Carolina Escobar Sarti
Sucedió en México hace ya tiempo. Para Panamá es un tema habitual. Y ahora Costa Rica tomó medidas en ese sentido: un decreto conjunto de los ministerios de Educación Pública (MEP) y Salud fue publicado hace una semana y firmado por la presidenta Laura Chinchilla, prohibiendo la comercialización de una gran cantidad de alimentos y bebidas empacadas en las tiendas de escuelas y colegios. A la pregunta lanzada por un periodista sobre si tal decisión podía violar la libertad de comercio, el ministro de Educación de aquel país, Leonardo Garnier, respondió:
“La soda —tienda— debe ser entendida como parte del centro educativo. Hay gente que dice que es un atentado para la libertad de comercio, pero esto no aplica. No se pueden vender tiras cómicas en los colegios y nunca se ha considerado que eso atente el libre comercio”.

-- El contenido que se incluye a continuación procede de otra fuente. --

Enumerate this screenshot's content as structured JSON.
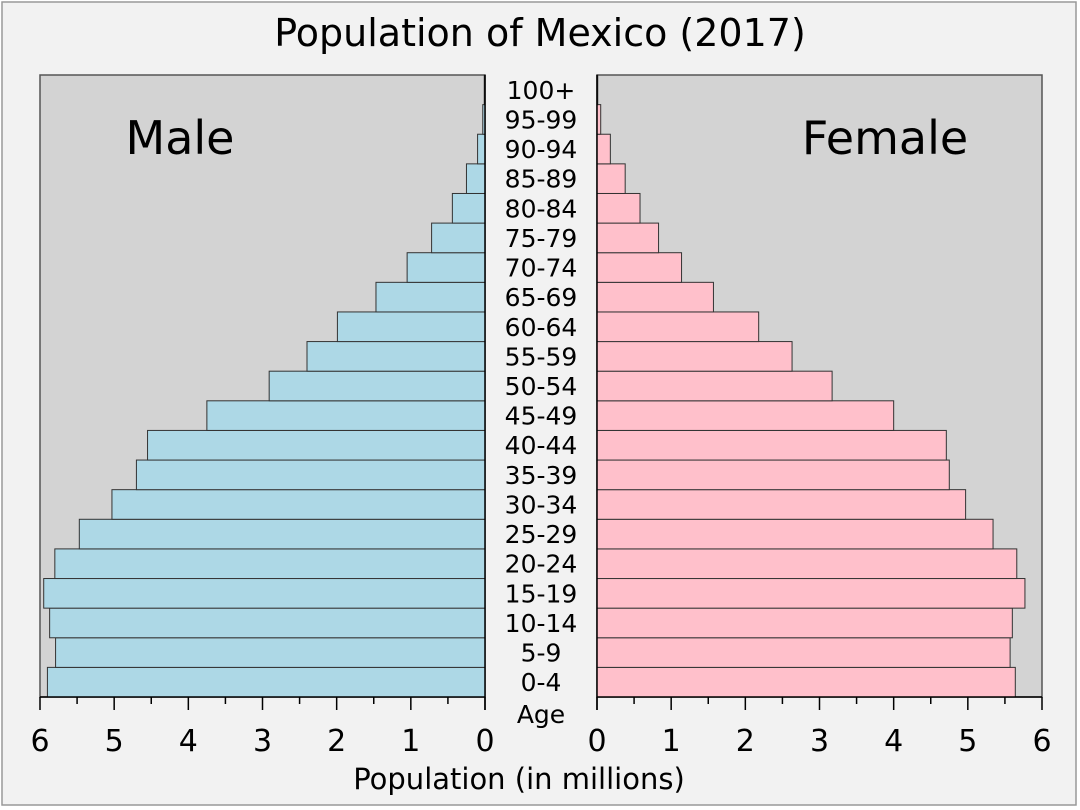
{
  "chart_data": {
    "type": "bar",
    "subtype": "population-pyramid",
    "title": "Population of Mexico (2017)",
    "xlabel": "Population (in millions)",
    "ylabel": "Age",
    "xlim": [
      0,
      6
    ],
    "ticks": [
      0,
      1,
      2,
      3,
      4,
      5,
      6
    ],
    "tick_labels": [
      "0",
      "1",
      "2",
      "3",
      "4",
      "5",
      "6"
    ],
    "categories": [
      "0-4",
      "5-9",
      "10-14",
      "15-19",
      "20-24",
      "25-29",
      "30-34",
      "35-39",
      "40-44",
      "45-49",
      "50-54",
      "55-59",
      "60-64",
      "65-69",
      "70-74",
      "75-79",
      "80-84",
      "85-89",
      "90-94",
      "95-99",
      "100+"
    ],
    "series": [
      {
        "name": "Male",
        "color": "#add8e6",
        "values": [
          5.9,
          5.79,
          5.87,
          5.95,
          5.8,
          5.47,
          5.03,
          4.7,
          4.55,
          3.75,
          2.91,
          2.4,
          1.99,
          1.47,
          1.05,
          0.72,
          0.44,
          0.25,
          0.1,
          0.03,
          0.01
        ]
      },
      {
        "name": "Female",
        "color": "#ffc0cb",
        "values": [
          5.64,
          5.57,
          5.6,
          5.77,
          5.66,
          5.34,
          4.97,
          4.75,
          4.71,
          4.0,
          3.17,
          2.63,
          2.18,
          1.57,
          1.14,
          0.83,
          0.58,
          0.38,
          0.18,
          0.05,
          0.01
        ]
      }
    ],
    "grid": false,
    "background_color": "#d3d3d3"
  }
}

¿Cuántos padres y madres tienen el tiempo, el interés o el dinero para preparar menús alimenticios balanceados o cuentan con la información adecuada y suficiente sobre los valores nutricionales de los alimentos que deberían de consumir sus hijas e hijos mientras crecen? ¿Cuántas familias no comen bien o no comen del todo en América Latina? Asocio las respuestas posibles a la vergüenza ajena que produce el hecho de que, frente a medidas tan importantes para la salud de la niñez y adolescencia, haya algunas personas de conciencia limítrofe, muchas veces relacionadas con la industria alimenticia, que dicen que el sobrepeso o la desnutrición se deben a que muchas familias no saben alimentarse balanceadamente.
En países como Guatemala, que se debaten entre la desnutrición y la obesidad, el tema da para mucho. La alimentación está en la base de una buena educación, de una buena salud, de una buena vida, de un buen país. Quien no come, no piensa siquiera en ir a estudiar, o en esa cosa nebulosa que se llama paz, y menos en llegar a ser profesional, deportista o artista. Con hambre solo hay hambre. Y en Guatemala hay familias desnutridas por tres generaciones y más.
Hay, también, una buena parte de la población que vive una economía de sobrevivencia, lo cual implica que madre y padre trabajen todo el día y no tengan tiempo de preparar comida sana para sus hijos e hijas. Les dan dinero para que compren en la tienda de la escuela o del colegio, y lo que allí adquieren son gaseosas, bolsitas de frituras, dulces, comida llena de sodio, grasa vegetal hidrogenada, colorantes artificiales, etcétera. Todo, respaldado por la saturación publicitaria sobre las “bondades” de la comida rápida, una industria que, sin la presión de regulaciones a favor de la salud pública y de una ciudadanía más y mejor informada, sería solamente voraz.
Primero, sería deseable que todas las personas de este país se alimentaran. Simple. Luego, podríamos enseñar a las personas adultas a comer bien y a multiplicar este conocimiento. Mientras, haríamos una Encuesta Nacional de Nutrición que seguro sería muy reveladora. Al fin y al cabo, también podemos aprender a imitar lo bueno de nuestros vecinos.